The Gestalt Psychology research proved everyone is constantly exposed to a series of stimuli, but our perception selects only some of them and organizes them in a meaningful structure, or Gestalt. From a psychological point of view it means as individuals we perceive ourselves and the world as a set of selected stimuli which create a defined figure on an undifferentiated ground; so the stimuli are not perceived as separated, but they are ordered in a unit which shows the human need to make meanings from the experience of the environment.
So to isolate only some elements of a system and make meaning of them is a biased interpretative observation which doesn't consider the possible multiple interactions between all the elements nor the individual and the environment. For this reason Gestalt therapy is a phenomenological approach which prefers to carefully describe the whole in its present form rather than interprete the meanings of every single element.
So the meaning which emerges at the end of this observation as a result of all the elements is more than a simple sum of the entire system's parts and so this is the link between Gestalt therapy, Field theory, Gestalt psychology research on perception and existentialist as well as phenomenological philosophy.

Fritz Perls developed these concept and was the one who related them to psychotherapy in terms of recognizing the clients' need to experience the environment in order to make their meanings; So from a Gestaltic perspective, therapy is an analysis of the inner experience of reality to enhance the awareness of this process.
" Gestalt Therapy - Excitement and Growth in the human personality" by F. Perls, R. H. Hefferline and P. Goodman (the book that officially debuts Gestalt Therapy), states to paraphrase:

"…working on the unit or on the lack of the structure of this experience here and now will allow reconstruction of the dynamic relationships between figure and ground; the contact will be much more intense, the awareness brighter and the behavior more energic. The most important thing to establish is that a strong gestalt is a cure of the moment, and that the contact figure is not evidence of the experience, but is, in itself, the integration of the experience".

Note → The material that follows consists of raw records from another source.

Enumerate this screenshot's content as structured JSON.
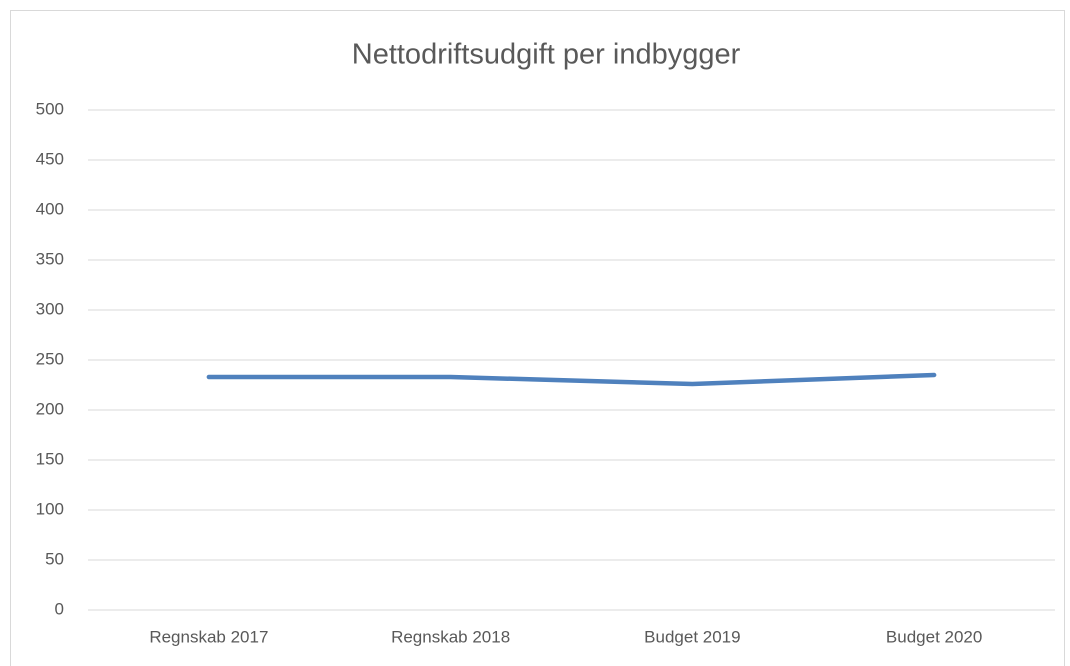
{
  "chart_data": {
    "type": "line",
    "title": "Nettodriftsudgift per indbygger",
    "categories": [
      "Regnskab 2017",
      "Regnskab 2018",
      "Budget 2019",
      "Budget 2020"
    ],
    "series": [
      {
        "name": null,
        "color": "#4f81bd",
        "values": [
          233,
          233,
          226,
          235
        ]
      }
    ],
    "ylim": [
      0,
      500
    ],
    "yticks": [
      0,
      50,
      100,
      150,
      200,
      250,
      300,
      350,
      400,
      450,
      500
    ],
    "grid": true
  }
}
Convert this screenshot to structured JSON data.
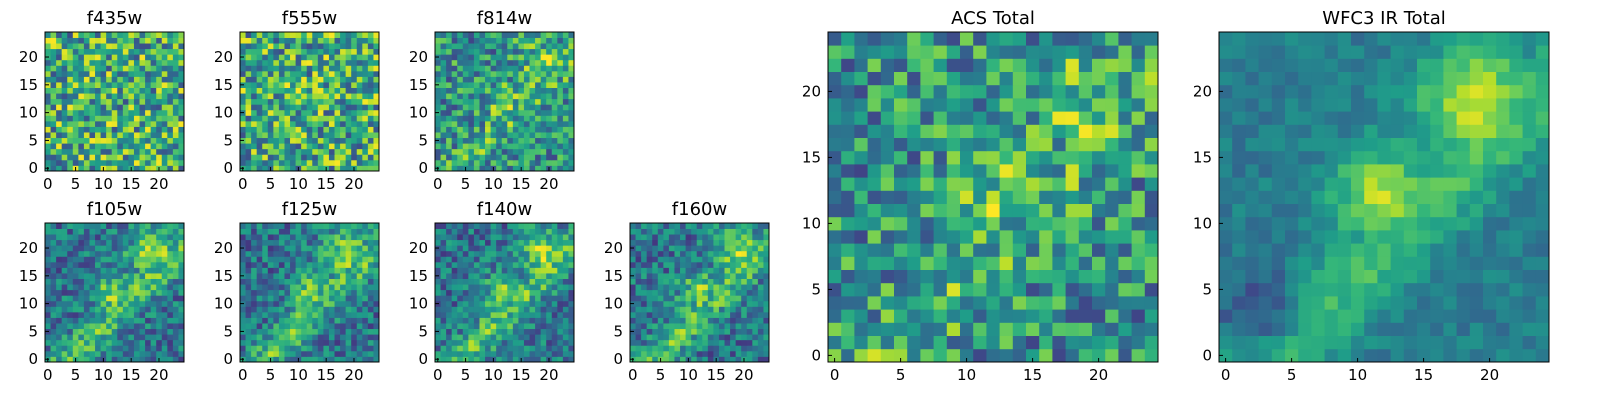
{
  "chart_data": [
    {
      "type": "heatmap",
      "title": "f435w",
      "xticks": [
        "0",
        "5",
        "10",
        "15",
        "20"
      ],
      "yticks": [
        "0",
        "5",
        "10",
        "15",
        "20"
      ],
      "grid_size": 25,
      "colormap": "viridis",
      "pattern": "noise"
    },
    {
      "type": "heatmap",
      "title": "f555w",
      "xticks": [
        "0",
        "5",
        "10",
        "15",
        "20"
      ],
      "yticks": [
        "0",
        "5",
        "10",
        "15",
        "20"
      ],
      "grid_size": 25,
      "colormap": "viridis",
      "pattern": "noise"
    },
    {
      "type": "heatmap",
      "title": "f814w",
      "xticks": [
        "0",
        "5",
        "10",
        "15",
        "20"
      ],
      "yticks": [
        "0",
        "5",
        "10",
        "15",
        "20"
      ],
      "grid_size": 25,
      "colormap": "viridis",
      "pattern": "noise-with-diagonal"
    },
    {
      "type": "heatmap",
      "title": "f105w",
      "xticks": [
        "0",
        "5",
        "10",
        "15",
        "20"
      ],
      "yticks": [
        "0",
        "5",
        "10",
        "15",
        "20"
      ],
      "grid_size": 25,
      "colormap": "viridis",
      "pattern": "diagonal-structure"
    },
    {
      "type": "heatmap",
      "title": "f125w",
      "xticks": [
        "0",
        "5",
        "10",
        "15",
        "20"
      ],
      "yticks": [
        "0",
        "5",
        "10",
        "15",
        "20"
      ],
      "grid_size": 25,
      "colormap": "viridis",
      "pattern": "diagonal-structure"
    },
    {
      "type": "heatmap",
      "title": "f140w",
      "xticks": [
        "0",
        "5",
        "10",
        "15",
        "20"
      ],
      "yticks": [
        "0",
        "5",
        "10",
        "15",
        "20"
      ],
      "grid_size": 25,
      "colormap": "viridis",
      "pattern": "diagonal-structure"
    },
    {
      "type": "heatmap",
      "title": "f160w",
      "xticks": [
        "0",
        "5",
        "10",
        "15",
        "20"
      ],
      "yticks": [
        "0",
        "5",
        "10",
        "15",
        "20"
      ],
      "grid_size": 25,
      "colormap": "viridis",
      "pattern": "diagonal-structure"
    },
    {
      "type": "heatmap",
      "title": "ACS Total",
      "xticks": [
        "0",
        "5",
        "10",
        "15",
        "20"
      ],
      "yticks": [
        "0",
        "5",
        "10",
        "15",
        "20"
      ],
      "grid_size": 25,
      "colormap": "viridis",
      "pattern": "noise-with-diagonal"
    },
    {
      "type": "heatmap",
      "title": "WFC3 IR Total",
      "xticks": [
        "0",
        "5",
        "10",
        "15",
        "20"
      ],
      "yticks": [
        "0",
        "5",
        "10",
        "15",
        "20"
      ],
      "grid_size": 25,
      "colormap": "viridis",
      "pattern": "smooth-diagonal"
    }
  ]
}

Acording to this state, Gestalt Therapy theory and practice emphasize a number of further important principles:

• Both individual and the field (as ecosystem) of which he or she is a part, are considered to be self-regulating, adaptive, and growthful. Thus what is commonly thought of as psychopathology, is seen as creative adaptive behavior appropriate to the environment in which it was developed but may not to current situation.

• Gestalt approach embraces the whole of a person's life experience — physical, psychological, intellectual, emotional, interpersonal and spiritual.

• Gestalt therapy is more interested in the awareness of process (thinking, feeling and doing) or "what" and "how" a person does what he or she does than in "why" a specific action takes place. How action is created is more important than why it is created if one is interested in facilitating change. Awareness of "how" gives the person genuine choice and hence the option of change and responsibility.

• The relationship between the Gestalt therapist and the client has enormous potential because it is a kind of laboratory where expirience can be observed and lived directly. The Gestalt therapist is more interested in the verifiable experience of the client than in the interpretation by the therapist.